Hall went on to explain why it didn’t die:
The death of radio was somewhat exaggerated primarily because a few good radio people refused to roll over and play dead. Radio of the mid 1950s was made up of devotees who lived, ate, breathed, and slept radio.
Hall made the point that while television was busy adapting radio programming to TV, radio people were busy reinventing radio.
Television had taken Red Skelton, the Lone Ranger, and Fibber McGee and Molly, but innovators were busy devising new better formats to replace them. Gordon McLendon, Todd Storz, Bill Stewart, Chuck Blore and countless others help reinvent radio creating Top 40, Beautiful Music, All News, and other formats in the years following television’s debut.
Faced with a new-media threat, radio understood that winning was all about product. Deliver an exciting, dramatic, and entertaining product, and nothing can beat local radio.

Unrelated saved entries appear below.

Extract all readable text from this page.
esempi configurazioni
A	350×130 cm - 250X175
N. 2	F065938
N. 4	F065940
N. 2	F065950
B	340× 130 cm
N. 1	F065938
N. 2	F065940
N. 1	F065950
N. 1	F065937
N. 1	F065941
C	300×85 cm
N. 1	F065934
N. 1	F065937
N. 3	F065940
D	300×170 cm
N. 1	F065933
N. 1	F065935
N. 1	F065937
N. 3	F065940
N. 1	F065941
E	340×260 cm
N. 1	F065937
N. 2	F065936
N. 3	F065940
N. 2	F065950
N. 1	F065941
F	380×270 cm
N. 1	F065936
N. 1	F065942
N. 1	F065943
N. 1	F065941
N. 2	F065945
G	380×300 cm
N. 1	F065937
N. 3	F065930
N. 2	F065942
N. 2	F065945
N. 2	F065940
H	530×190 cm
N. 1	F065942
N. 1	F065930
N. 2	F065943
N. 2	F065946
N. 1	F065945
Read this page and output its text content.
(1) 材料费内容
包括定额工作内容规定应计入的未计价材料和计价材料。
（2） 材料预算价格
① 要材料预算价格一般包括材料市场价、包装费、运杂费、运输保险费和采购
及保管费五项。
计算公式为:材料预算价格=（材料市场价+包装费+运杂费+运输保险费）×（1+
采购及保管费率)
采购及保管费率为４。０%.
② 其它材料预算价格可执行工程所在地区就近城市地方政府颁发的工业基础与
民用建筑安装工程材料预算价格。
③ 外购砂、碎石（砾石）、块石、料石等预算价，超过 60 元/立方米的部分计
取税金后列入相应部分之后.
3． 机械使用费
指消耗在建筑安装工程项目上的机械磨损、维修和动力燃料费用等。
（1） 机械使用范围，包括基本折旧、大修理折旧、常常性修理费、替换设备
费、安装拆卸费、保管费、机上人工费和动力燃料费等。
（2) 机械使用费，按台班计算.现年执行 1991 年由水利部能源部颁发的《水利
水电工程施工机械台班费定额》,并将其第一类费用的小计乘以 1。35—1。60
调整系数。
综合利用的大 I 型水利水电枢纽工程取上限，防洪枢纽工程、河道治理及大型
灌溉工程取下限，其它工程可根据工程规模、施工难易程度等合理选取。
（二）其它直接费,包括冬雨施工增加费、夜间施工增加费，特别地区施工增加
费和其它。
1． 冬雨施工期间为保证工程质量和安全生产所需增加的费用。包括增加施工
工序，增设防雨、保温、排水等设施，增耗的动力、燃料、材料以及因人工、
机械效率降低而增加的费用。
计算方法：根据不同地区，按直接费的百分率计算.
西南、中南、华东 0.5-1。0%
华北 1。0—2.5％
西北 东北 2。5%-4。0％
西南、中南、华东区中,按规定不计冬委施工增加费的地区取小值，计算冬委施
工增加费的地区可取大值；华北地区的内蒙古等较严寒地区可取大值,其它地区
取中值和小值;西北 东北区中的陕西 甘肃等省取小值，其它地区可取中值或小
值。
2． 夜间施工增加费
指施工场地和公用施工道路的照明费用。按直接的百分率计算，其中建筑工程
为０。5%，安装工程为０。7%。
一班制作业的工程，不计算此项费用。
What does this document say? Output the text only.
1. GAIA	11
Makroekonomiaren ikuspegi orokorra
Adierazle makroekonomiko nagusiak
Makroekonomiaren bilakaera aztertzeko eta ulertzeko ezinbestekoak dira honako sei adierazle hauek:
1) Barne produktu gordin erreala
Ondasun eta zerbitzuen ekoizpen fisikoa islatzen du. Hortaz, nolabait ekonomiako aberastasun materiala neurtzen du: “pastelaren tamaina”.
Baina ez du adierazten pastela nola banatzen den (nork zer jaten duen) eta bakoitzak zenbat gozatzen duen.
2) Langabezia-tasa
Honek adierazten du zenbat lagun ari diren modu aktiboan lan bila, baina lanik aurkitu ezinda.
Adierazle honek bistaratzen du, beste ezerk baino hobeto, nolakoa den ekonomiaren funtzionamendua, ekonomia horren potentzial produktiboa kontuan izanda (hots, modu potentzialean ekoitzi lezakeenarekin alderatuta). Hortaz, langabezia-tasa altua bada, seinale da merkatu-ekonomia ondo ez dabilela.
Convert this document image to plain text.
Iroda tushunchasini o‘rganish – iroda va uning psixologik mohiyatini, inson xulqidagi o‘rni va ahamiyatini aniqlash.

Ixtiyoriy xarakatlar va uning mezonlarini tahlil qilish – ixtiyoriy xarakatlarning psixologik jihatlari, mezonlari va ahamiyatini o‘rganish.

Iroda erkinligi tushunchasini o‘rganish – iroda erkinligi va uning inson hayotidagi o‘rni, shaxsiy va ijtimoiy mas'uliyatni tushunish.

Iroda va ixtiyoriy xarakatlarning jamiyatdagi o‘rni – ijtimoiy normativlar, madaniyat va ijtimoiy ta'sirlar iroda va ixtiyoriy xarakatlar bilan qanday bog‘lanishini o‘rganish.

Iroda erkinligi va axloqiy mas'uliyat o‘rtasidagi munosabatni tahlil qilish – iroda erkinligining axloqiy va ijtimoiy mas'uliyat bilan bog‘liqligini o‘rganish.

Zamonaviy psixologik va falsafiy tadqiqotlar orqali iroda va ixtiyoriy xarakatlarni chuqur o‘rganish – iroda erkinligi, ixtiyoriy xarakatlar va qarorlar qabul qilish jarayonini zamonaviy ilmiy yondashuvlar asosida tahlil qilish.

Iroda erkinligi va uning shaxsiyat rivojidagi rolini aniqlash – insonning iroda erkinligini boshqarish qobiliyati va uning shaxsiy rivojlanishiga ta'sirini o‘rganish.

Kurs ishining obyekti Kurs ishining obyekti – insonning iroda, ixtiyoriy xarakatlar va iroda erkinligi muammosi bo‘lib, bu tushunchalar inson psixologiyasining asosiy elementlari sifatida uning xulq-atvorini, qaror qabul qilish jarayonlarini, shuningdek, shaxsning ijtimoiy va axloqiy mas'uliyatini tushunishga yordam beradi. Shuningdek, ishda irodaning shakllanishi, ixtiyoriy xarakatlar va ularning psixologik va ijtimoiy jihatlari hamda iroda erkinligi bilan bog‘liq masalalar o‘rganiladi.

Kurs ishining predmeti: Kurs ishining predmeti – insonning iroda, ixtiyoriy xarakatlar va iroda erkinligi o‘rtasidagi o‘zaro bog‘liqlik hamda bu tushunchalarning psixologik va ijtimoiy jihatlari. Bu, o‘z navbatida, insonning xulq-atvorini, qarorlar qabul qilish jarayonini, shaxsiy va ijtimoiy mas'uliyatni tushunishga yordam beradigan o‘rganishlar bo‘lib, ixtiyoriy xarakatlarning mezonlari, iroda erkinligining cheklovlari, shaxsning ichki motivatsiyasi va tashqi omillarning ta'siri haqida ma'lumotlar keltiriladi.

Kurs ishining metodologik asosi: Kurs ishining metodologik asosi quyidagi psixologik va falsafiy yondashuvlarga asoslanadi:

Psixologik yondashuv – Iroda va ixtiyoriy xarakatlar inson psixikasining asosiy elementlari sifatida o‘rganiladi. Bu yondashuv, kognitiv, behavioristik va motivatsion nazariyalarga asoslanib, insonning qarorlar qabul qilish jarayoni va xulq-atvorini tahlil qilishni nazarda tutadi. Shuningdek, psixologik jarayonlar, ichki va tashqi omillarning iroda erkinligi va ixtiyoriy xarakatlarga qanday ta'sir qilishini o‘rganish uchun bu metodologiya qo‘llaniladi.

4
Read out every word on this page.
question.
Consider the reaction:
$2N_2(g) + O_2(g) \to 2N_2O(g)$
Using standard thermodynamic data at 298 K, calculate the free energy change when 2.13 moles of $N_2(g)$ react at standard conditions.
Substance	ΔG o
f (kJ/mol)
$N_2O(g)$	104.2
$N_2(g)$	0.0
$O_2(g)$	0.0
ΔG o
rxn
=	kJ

Hall noted even in 1977 that radio was forced to make constant adjustments almost on a day to day basis, but that radio was up to the task:
As a direct result of the dynamic, energetic people in it, radio, as a medium, seems to be totally regenerating.
The key to local radio’s continued strength is innovation. And the key to innovation is enlisting the help of people who do not accept the status quo, and do not accept the inevitability of radio’s demise.
Product innovation made radio successful. Product innovation saved radio in the 1950s. It will save local radio today-provided industry leaders understand that product innovation, not technology, will make the difference. People don’t listen to apps.